As the initial gold find turned out to be uneconomic to market, discoveries around the area were intensified and pushed by the government with corresponding rewards. Soon, Mr. James Esmond came across the first profitable goldfield in Victoria at Creswick’s Creek, a tributary of the Loddon River, in Clunes in July of 1851.
Four days later, reports of the existence of gold in the quartz rocks of Anderson’s Creek, a tributary of the Yarra River near Warrandyte, surfaced after it was found by Mr. Louis John Michel and his party. Almost simultaneously, another occurrence of gold was found at the Pyrenees Mountains, again by Mr. Esmond. And not too long after, the numerous goldfields near Mount Alexander were found. The third discovery was made by Mr. Thomas Hiscock, who found a deposit in the gully of the Buninyong Ranges on August 8, 1851.
On July of 1851, Thomas Peters discovered specks of gold at what is now known as Specimen Gully. The discovery triggered a rush to the Mount Alexander area. In November of the same year, gold was found at Forest Creek centered on present-day Castlemaine. It marked the beginning of the largest of all Victorian gold discoveries and claimed as the richest shallow alluvial goldfield in the world. By December, further discoveries followed, with even more gold found in the area now known as Bendigo.
Within just a few decades, Victoria transformed from a small pastoral settlement to a wealthy and proud colony as goldfields sprouted and stretched from Ararat and Stawell in the western districts to Beechworth, Daylesford and Ovens River to the northwest in 1852; Bright, Omeo, and Avoca towards the mountainous regions during 1858–59; and, Walhalla in 1863. However, these discoveries were soon surpassed by the Ballarat and Bendigo finds.
In November 1906, a remarkable discovery of gold was made near Tarnagulla, where a miner who had patiently prospected the area for a long time recovered seven ounces of gold from a shaft nineteen feet deep, including some fairly large nuggets. This find sparked the so-called Poseidon rush. The final principal gold rush in Victoria occurred at Berringa, south of Ballarat, during the first decade of the 20th century. Still, gold has continued to be found in recent years with the latest discovery at Wedderburn in 1980.

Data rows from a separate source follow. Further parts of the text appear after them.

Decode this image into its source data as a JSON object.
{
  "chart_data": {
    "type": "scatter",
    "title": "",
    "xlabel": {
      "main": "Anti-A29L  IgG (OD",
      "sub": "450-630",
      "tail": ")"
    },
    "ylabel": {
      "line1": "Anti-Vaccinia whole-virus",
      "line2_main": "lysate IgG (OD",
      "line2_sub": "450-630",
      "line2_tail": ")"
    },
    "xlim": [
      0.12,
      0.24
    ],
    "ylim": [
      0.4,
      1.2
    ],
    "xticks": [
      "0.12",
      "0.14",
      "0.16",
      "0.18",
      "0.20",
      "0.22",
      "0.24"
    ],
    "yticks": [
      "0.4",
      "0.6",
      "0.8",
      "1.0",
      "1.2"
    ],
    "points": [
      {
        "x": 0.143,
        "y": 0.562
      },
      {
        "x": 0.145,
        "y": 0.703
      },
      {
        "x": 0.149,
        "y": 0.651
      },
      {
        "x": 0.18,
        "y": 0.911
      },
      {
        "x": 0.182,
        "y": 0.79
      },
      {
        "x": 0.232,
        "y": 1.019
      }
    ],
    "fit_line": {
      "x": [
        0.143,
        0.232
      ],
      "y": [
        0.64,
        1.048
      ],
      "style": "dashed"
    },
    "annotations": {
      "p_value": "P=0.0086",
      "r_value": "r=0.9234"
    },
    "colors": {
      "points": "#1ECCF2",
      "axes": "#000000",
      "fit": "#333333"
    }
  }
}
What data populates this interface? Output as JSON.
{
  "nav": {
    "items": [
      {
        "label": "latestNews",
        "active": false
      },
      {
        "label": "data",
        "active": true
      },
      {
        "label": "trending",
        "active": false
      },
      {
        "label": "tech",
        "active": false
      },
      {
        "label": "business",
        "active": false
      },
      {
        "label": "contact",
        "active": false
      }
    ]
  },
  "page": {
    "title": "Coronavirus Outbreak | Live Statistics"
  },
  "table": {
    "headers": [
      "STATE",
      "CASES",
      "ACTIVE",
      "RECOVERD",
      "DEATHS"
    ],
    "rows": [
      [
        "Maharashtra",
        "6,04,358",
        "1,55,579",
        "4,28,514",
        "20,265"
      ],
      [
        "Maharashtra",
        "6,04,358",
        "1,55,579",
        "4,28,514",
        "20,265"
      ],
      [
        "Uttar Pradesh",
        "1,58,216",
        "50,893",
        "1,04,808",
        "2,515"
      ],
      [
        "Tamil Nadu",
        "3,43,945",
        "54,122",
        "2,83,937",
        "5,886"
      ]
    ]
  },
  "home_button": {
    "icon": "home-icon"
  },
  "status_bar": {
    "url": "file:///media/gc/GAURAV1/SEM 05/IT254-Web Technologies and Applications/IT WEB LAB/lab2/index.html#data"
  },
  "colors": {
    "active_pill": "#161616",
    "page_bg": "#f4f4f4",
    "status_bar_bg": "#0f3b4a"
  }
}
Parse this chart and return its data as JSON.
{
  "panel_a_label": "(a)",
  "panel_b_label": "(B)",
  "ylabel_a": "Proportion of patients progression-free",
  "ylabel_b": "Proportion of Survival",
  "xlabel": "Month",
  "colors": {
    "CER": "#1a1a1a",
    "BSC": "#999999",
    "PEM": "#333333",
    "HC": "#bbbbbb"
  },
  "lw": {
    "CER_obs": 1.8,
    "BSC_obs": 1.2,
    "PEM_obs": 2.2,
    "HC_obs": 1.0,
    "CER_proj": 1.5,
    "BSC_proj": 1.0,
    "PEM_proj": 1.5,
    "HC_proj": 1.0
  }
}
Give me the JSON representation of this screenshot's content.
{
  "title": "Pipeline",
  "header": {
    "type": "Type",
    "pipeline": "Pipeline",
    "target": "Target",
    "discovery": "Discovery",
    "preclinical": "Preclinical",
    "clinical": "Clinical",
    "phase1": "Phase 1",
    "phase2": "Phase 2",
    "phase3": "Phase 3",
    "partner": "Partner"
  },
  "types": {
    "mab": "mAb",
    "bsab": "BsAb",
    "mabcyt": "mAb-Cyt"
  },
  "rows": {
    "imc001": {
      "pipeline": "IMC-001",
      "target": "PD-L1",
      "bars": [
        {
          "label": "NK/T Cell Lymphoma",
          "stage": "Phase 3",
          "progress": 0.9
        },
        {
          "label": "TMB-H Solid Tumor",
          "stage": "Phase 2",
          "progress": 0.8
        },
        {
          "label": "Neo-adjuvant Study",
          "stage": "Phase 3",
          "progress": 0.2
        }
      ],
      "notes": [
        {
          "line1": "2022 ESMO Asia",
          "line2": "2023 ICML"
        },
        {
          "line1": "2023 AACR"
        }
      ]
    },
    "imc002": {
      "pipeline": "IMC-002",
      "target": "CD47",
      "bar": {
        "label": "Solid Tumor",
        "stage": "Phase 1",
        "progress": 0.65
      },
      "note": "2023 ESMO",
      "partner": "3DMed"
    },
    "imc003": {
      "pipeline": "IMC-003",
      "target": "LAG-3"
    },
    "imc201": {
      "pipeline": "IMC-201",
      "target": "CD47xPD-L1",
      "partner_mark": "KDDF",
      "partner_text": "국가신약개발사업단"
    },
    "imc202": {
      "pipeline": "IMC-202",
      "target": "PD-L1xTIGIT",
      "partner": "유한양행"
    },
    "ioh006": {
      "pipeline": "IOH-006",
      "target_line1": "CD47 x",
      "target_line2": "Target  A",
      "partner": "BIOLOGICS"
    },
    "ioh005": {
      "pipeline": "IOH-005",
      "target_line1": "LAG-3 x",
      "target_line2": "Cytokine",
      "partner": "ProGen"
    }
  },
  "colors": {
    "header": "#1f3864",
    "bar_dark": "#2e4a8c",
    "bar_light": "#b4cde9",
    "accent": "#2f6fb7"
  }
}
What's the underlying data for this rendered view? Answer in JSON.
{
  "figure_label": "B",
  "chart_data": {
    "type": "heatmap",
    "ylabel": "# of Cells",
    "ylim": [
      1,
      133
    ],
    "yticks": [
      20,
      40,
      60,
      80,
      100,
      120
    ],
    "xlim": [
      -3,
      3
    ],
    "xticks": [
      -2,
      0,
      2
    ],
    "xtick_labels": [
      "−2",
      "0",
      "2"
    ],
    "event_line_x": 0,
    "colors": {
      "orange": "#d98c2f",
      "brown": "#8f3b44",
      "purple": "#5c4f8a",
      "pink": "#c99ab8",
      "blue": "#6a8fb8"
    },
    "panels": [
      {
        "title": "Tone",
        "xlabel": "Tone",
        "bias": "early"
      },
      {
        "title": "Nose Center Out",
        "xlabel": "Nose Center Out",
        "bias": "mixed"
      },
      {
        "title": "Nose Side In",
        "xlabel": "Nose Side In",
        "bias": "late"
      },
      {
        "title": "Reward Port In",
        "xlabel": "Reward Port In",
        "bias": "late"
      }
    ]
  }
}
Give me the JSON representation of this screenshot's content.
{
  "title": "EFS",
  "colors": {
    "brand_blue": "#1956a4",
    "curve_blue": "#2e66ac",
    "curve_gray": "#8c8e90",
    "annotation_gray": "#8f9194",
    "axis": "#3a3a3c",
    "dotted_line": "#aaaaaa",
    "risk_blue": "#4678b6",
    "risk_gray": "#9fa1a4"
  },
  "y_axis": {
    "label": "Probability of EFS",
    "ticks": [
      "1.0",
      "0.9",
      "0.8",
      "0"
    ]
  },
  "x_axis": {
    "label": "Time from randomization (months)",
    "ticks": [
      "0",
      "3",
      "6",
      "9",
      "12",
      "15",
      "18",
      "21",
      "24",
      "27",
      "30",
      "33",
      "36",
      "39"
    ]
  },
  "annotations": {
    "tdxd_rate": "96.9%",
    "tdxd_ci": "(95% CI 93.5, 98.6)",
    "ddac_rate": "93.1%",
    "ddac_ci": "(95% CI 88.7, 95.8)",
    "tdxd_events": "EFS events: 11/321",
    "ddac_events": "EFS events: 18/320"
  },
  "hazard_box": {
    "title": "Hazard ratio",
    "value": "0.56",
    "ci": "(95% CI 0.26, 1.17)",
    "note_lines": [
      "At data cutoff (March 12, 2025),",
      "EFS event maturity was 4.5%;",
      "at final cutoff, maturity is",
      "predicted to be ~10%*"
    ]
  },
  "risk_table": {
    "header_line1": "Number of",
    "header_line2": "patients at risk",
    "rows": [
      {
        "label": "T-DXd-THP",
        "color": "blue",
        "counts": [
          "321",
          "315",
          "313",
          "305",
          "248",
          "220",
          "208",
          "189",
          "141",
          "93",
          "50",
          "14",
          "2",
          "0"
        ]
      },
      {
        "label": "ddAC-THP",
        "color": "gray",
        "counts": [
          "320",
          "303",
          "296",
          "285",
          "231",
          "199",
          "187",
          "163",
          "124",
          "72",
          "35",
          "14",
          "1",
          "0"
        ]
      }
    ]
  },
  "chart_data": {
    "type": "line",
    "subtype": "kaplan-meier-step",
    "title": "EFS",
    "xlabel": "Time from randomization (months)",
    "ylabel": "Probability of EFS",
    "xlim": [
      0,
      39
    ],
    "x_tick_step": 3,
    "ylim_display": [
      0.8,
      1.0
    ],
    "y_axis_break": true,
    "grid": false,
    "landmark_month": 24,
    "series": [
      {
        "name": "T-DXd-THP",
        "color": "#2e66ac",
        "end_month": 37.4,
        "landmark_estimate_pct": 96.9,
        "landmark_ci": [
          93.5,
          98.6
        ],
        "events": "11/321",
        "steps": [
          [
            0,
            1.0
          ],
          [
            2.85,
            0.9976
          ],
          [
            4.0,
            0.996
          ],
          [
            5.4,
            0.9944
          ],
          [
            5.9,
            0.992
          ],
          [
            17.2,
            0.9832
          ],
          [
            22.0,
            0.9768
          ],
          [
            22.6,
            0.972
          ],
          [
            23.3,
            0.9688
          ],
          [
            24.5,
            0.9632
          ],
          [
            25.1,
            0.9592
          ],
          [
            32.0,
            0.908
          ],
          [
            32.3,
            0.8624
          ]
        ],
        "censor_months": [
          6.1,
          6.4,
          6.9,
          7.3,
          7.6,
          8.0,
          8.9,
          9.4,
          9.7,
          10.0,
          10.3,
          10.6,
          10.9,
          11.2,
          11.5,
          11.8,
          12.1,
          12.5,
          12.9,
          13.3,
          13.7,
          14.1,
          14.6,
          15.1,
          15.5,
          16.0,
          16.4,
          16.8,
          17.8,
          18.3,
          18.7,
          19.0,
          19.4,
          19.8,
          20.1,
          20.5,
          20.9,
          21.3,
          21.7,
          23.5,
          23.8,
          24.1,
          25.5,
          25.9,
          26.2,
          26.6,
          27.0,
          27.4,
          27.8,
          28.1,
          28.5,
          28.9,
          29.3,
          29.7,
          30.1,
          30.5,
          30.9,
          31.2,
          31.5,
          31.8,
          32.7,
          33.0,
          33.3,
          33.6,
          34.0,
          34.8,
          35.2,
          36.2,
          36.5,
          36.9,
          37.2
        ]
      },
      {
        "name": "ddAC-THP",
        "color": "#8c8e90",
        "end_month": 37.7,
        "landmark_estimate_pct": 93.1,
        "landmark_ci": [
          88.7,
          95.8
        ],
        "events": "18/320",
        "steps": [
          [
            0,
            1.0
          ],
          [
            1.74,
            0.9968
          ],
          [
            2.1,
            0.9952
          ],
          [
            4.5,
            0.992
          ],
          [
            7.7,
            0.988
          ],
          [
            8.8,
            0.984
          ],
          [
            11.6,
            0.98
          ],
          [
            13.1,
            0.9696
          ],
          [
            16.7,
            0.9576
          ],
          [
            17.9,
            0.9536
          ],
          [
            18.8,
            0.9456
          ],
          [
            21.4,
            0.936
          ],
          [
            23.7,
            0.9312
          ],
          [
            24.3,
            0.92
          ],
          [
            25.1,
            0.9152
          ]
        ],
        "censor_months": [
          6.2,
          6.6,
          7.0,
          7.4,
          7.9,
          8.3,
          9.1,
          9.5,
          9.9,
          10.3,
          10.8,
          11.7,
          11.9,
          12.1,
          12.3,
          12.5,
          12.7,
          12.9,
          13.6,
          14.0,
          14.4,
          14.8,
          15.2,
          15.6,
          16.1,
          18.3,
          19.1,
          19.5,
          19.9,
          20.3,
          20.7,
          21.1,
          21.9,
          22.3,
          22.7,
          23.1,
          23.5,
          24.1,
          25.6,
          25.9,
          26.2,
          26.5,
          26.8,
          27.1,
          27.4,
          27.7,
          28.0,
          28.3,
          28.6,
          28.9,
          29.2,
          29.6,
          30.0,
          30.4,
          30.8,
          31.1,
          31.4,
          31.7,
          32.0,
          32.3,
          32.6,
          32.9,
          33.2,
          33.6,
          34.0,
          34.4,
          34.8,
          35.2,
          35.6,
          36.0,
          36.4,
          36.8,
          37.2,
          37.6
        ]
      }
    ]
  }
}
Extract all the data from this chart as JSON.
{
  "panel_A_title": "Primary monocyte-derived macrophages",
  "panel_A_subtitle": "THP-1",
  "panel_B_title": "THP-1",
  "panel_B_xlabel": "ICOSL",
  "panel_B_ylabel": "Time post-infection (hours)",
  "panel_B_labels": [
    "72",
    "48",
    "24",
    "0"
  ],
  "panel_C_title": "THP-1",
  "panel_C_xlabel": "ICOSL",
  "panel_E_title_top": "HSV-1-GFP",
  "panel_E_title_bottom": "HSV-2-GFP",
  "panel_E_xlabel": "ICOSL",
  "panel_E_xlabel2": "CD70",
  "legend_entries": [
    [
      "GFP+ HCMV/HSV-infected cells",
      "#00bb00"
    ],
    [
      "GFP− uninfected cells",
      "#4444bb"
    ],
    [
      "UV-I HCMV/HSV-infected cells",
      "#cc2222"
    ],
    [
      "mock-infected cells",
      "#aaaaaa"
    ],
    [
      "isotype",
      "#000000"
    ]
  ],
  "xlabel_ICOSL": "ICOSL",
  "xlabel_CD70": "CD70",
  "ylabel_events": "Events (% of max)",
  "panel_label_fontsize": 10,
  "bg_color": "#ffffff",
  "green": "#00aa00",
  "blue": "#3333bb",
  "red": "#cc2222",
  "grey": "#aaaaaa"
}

Eventually gold mining slowed in Victoria. It was largely due in part with the high costs of pumping and mining in greater depths, but not because the goldfields have been exhausted completely.
The recent increase in gold prices has seen a resurgence of commercial gold mining with operations resuming in the major fields of Ballarat and Bendigo. Further explorations is also underway elsewhere, like in the isolated mountain area of Glen Wills near Mitta Mitta in the northeastern region.
Miners are still finding Gold with metal detectors by hand in fields.